The penumbra diagram shows that almost every area of public policy impacts on the family whether intentionally or otherwise. The strength and effectiveness of family relationships can be influenced by a wide range of policy areas including education, health and social care, housing, employment, criminal justice, finance and debt, and tax and welfare payments.
Many governments have abandoned intentional policy from a family perspective despite its critical importance to children, the elderly and the vulnerable. We believe this trend can and must be reversed.
While stronger family relationships cannot simply be legislated into existence, and wellbeing cannot be required by law or delivered by government, it is time that we recognise both family relationships and wellbeing can be influenced by public policy and, by extension, can also be shaped by government-sanctioned programmes and legislation. In this regard, policy must create an environment that promotes and sustains strong family relationships rather than undermining them. This requires a break from the historic trend of adopting a noninterventionist family policy regime.
This represents a departure from the traditional piecemeal, or fragmented, approach of policy to family relationships. Instead, it implies the need for the policy agenda as a whole to be intentional and integrated with respect to its impact on family relationships, guarding as much as possible against unintended and undesirable consequences. Although individual policies may each only have relatively small effects on families, their cumulative effect can be significant.

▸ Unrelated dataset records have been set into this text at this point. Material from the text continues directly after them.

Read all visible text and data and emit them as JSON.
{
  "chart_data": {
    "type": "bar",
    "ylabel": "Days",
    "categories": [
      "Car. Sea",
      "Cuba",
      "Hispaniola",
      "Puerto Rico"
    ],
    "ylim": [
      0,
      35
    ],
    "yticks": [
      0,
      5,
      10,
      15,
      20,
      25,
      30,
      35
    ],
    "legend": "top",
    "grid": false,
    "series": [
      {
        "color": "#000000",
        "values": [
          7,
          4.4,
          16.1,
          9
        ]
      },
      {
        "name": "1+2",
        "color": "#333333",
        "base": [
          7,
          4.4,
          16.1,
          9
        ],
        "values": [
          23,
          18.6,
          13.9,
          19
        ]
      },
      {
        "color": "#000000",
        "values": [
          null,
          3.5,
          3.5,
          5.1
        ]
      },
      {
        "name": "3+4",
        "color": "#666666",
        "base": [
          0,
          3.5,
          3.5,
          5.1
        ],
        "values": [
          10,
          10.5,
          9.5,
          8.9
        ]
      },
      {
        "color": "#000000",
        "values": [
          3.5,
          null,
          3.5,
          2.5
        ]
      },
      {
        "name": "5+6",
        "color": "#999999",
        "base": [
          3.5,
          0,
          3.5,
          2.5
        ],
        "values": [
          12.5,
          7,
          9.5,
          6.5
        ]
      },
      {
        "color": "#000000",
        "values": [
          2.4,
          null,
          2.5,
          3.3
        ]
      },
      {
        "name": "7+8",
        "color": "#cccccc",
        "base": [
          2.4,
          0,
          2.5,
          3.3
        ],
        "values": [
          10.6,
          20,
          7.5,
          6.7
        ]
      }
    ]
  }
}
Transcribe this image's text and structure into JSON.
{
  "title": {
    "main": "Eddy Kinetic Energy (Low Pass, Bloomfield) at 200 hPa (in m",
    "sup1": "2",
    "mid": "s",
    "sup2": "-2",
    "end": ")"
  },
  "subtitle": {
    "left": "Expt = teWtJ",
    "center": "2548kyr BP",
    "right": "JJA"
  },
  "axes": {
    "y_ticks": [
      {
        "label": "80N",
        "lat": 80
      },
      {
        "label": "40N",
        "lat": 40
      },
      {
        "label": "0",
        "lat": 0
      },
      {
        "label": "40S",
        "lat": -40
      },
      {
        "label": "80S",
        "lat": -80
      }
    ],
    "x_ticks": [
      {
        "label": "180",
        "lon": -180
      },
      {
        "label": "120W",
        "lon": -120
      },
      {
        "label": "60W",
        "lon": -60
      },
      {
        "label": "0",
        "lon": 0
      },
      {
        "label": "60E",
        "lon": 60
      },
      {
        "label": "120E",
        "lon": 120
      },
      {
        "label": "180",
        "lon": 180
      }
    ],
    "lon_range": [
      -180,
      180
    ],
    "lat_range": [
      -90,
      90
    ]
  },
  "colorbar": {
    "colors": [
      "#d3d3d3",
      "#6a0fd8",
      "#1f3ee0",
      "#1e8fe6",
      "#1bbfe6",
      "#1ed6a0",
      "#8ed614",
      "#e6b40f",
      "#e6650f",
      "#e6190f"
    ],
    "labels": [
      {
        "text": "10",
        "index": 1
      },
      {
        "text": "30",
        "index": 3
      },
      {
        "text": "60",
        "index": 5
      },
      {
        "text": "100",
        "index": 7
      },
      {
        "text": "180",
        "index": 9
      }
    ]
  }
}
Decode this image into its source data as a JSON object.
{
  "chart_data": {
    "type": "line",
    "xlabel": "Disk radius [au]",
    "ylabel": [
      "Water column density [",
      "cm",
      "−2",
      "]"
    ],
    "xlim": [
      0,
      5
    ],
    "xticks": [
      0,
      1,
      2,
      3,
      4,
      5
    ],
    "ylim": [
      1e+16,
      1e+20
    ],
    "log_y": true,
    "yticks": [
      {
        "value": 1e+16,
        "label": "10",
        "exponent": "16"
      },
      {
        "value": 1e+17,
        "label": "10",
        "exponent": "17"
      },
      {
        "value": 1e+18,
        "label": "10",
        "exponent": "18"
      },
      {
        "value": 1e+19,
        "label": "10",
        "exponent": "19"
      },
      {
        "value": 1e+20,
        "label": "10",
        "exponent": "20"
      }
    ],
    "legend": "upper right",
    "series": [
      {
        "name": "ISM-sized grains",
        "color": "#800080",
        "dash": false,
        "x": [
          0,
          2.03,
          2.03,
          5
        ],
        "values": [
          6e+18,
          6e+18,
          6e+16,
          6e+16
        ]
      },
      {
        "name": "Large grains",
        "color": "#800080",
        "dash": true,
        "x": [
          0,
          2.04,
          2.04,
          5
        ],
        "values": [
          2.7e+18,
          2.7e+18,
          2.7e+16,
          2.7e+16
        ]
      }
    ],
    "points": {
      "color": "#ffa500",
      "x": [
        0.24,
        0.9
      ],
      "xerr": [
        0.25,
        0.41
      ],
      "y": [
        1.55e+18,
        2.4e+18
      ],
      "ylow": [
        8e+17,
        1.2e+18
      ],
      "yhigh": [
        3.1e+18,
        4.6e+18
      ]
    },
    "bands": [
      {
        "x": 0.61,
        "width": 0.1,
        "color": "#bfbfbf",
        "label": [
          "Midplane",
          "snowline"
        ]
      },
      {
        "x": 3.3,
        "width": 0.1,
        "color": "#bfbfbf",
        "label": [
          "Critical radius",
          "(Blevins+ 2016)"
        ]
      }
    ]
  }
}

The arrows of influence in the penumbra diagram above work in both directions. Policy must ensure that families are capable of sustaining policy outcomes. A family-centred policy agenda must therefore be clear about how family relationships influence the outer circle of policy goals, and how policy in each of these areas might influence family relationships and their capacity to contribute to these goals. This can be assessed in terms of positive contributions as well as the costs and consequences of weak family relationships.